Stick it in your ear

Frank Mitchell thought he was a made man in the all-powerful 'family' that controls professional golf. Then the PGA Tour shoved him out into the cold.

For the past few years, however, pursuing lawsuits against the Tour is just about all Mitchell has done. Now 45 years old, still tennis-playing trim, Mitchell spends hours each day at his attorneys' offices, poring over thousands of documents that the Tour and others have had to produce during the litigation.

In the afternoons, Mitchell generally picks up his three daughters. His wife went back to work after Sportsband imploded, and supports the family with her job as director of medical records at the Aston Medical Center.

Mitchell's original partner, Theis Rice, has also found another job after losing "on the strong side of a million bucks" in the Sportsband deal. Rice is now senior corporate counsel for Trinity Industries.

That leaves Mitchell still carrying the Sportsband banner, trying to upend the Tour's monopoly board.

Motions, briefs, transcripts, and documents from the two lawsuits Frank Mitchell has filed against the PGA Tour now number easily into the tens of thousands of pages. Mitchell seems to have memorized every one of them, hunting for the evidence he needs to exact retribution from the Tour.

The years-long litigation is complex, but it can essentially be boiled down to this:

Mitchell believes that the Tour eventually realized it could make more money from Mitchell's idea if Sportsband simply wasn't around anymore. Sportsband had footed the bill for proving that its idea would work, but the contract allowed the company to recover its start-up costs before the Tour could realize much profit. If Sportsband could be made to go away, the Tour would be able to reap the profits without paying the initial tab.

The Tour, he believes, strung Sportsband along until the concept had been proven to work, and then pulled the rug out from under it.

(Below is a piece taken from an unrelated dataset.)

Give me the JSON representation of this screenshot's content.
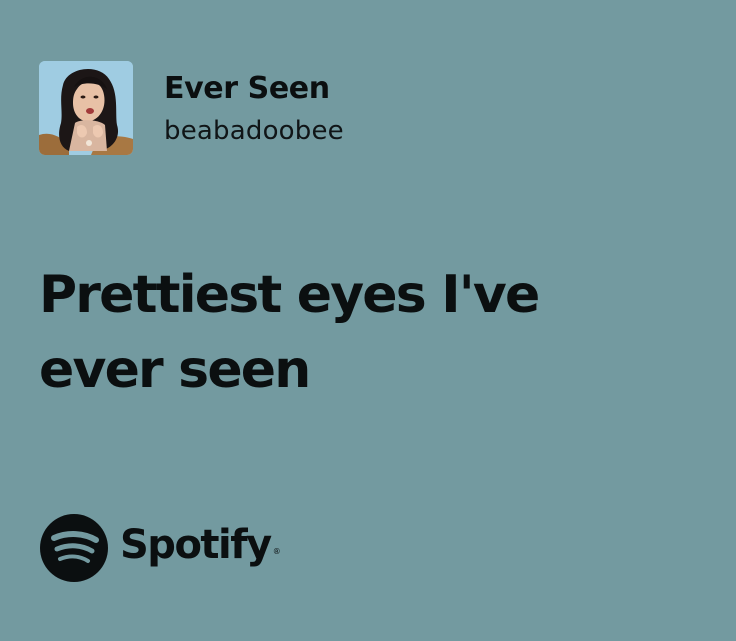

"They wanted this whole thing for themselves, not even allowing us to recover our money," Mitchell says. "It's greed. That's all it is."

And when Mitchell tried to revive his company by signing up Anheuser-Busch to sponsor individual tournaments, the Tour sabotaged him again by wooing Busch away as a sponsor, he says.

Needless to say, the Tour vigorously contests Mitchell's assertions.
In trial testimony and sworn depositions related to Mitchell's first lawsuit, Tour officials maintained that Mitchell and Sportsband were the ones who squirreled the deal by trying to back out of some of the broadcasts scheduled for 1989. Sportsband, they testified, simply couldn't raise enough money to keep itself afloat. It wasn't the Tour's fault that Sportsband did not prove to be financially viable.

Basically, Tour officials blame Sportsband for failing to market its product, even though internal memos show that the Tour itself took over substantial responsibility for the marketing end of the deal.

"It turned out after the fact...that Sportsband did not have any expertise in the marketing area that they had suggested to us that they had," Commissioner Finchem testified in a deposition. "The effort by Sportsband had failed to secure financial underpinning."

During the course of his legal quest, however, Mitchell has unearthed documents that cast doubt on the Tour's version of events. Almost right up to the day it canceled Sportsband's contract, for instance, the Tour repeatedly and lavishly praised Sportsband and trumpeted its prospects for success.

But internal documents show that, during the same time period, the Tour did privately calculate how much profit it could earn from radio rights if it didn't have to wait while Sportsband recouped its start-up costs. One Tour memo prepared before the Tour canceled Sportsband's contract tallied the numbers and offered a range of options for Tour officials to consider. One option was cutting Sportsband out of the picture, a move which the memo noted would probably send the company into bankruptcy.

Mitchell's first lawsuit against the Tour went to trial in early 1996 before a jury in the Dallas courtroom of U.S. District Judge Robert Maloney. Finchem, commissioner by then, testified that Sportsband had a good idea, but failed as a business.

"The problem wasn't in the technical quality [of the broadcasts]," Finchem testified. "The problem was in the marketing and defects in the business plan."

In that first lawsuit, Mitchell and Rice accused the Tour of multiple wrongdoings, most importantly fraud, breach of fiduciary duty, and breach of contract. But Maloney threw out all but one of the counts before the case even went to jury. After Maloney's rulings, only the breach-of-contract claim remained for jurors to ponder.

The jury found for Sportsband, and awarded the company $979,000. Maloney, however, later set aside the jury's finding, ruling that there was no factual basis for awarding the damages.

Mitchell and his attorneys have appealed Maloney's ruling on the damages, and are also appealing Maloney's decision not to let the jury even deliberate on the fraud allegations. The Tour--represented during the case by the powerhouse law firm of Akin Gump--is contesting the appeal.

Randy Kucera--who has left Akin Gump since the trial but is still handling the Tour's defense against Mitchell's suits--says the first trial established a clear record of the weakness of Mitchell's claims.

"[Maloney] found no evidence of fraud or breach of fiduciary duty. In the end, he threw out everything," Kucera says. "Any time the judiciary has ruled on [Mitchell's] claims to this point in time, they've found they're not valid."